I think horror operates in the same territory! The fine line between rooting for a character’s survival whilst also anticipating the next gory death, or the line between the genre’s fascination with terrorising women whilst also capturing them persevering through that violence, as well as the misogyny they struggle against. In my work I’m generally motivated by achieving an empathetic balance, by allowing two seemingly opposite things to compliment each other. With Valley of the Dolls - A Short Snippet, that was the experiment; can we make a piece of pop cinema indulgence, something that is visually delicious and has a ridiculous and heightened performance quality, but doesn’t make fun of its two leads or see them as a joke? As with a lot of arguments, Neely and Helen hate each other because they see themselves in each other, and see in each other what they have been or what they’re terrified of becoming. To see the scene as just a ‘catfight’ is to miss that it’s as a scene with really exceptional clarity of purpose for both of its characters. It’s my hope that our little film can walk that fine line between the kitsch and the sincerity.
From a personal standpoint, this project allowed me to focus on two things I was inexperienced with:
Whilst we’re still in the early stages of post production, I’m so happy that those ambitions have been achieved. We shot on 16mm, and it is gorgeous, enough so that it very, very slightly eases the pain of how expensive it was eeeek. Our entire crew lended their brilliance to this film, but I want to specifically point out the beautiful work of our Production Designer Charlotte Wessel, who pushed for our aesthetic vision for the film to not just rest on a pop contemporary take on 60s design, but to build a world that’s specific and refined as well as exciting. My smile kept growing wider and wider as I was watching the set get dressed, and if all else fails, I know our film is one that your eyes will wanna bathe in.
And finally, the exceptional Iva and Jens more than managed the delicate dance of camp that was the main thematic focus of the project; to indulge in excess, without shying away from sincerity. It’s a gift to look at the intensity of their eyes this closely, so you’re welcome.

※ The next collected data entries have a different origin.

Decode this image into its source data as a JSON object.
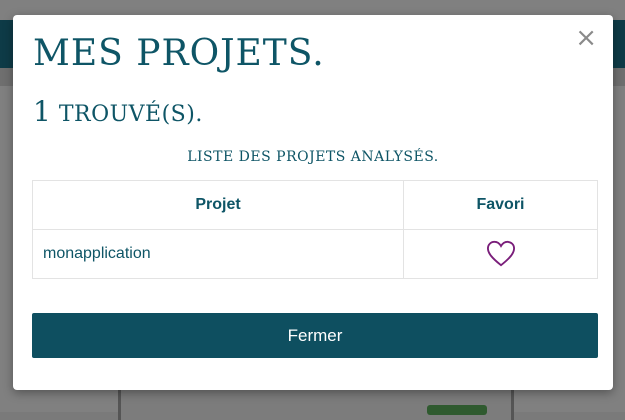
{
  "modal": {
    "title": "MES PROJETS.",
    "count": "1",
    "found_label": "TROUVÉ(S).",
    "caption": "LISTE DES PROJETS ANALYSÉS.",
    "close_symbol": "×",
    "table": {
      "headers": [
        "Projet",
        "Favori"
      ],
      "rows": [
        {
          "project": "monapplication",
          "favorite": false
        }
      ]
    },
    "close_button_label": "Fermer",
    "heart_color": "#7a1e7a",
    "accent_color": "#0e5566"
  }
}
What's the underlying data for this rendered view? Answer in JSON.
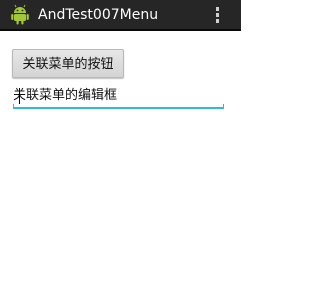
{
  "app": {
    "title": "AndTest007Menu",
    "icon": "android-robot-icon",
    "menu_icon": "overflow-menu-icon"
  },
  "main": {
    "button_label": "关联菜单的按钮",
    "edit_text_value": "关联菜单的编辑框"
  },
  "colors": {
    "action_bar": "#262626",
    "title_text": "#ffffff",
    "edit_underline": "#33b5e5",
    "icon_green": "#a4c639"
  }
}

I’m extremely excited to share this film with our supporters and donors, without whom none of our work would be possible. We’re seriously so grateful for you all, and I promise that we made this with a lot of love in return.
In the words of the utterly exhausting Anne Wells, “You’ve got to climb Mount Everest to reach the Valley of the Dolls”. I assure you dear reader that IVA ROSEBUD and JENS RADDA have sailed to that peak and kept on climbing to the stars!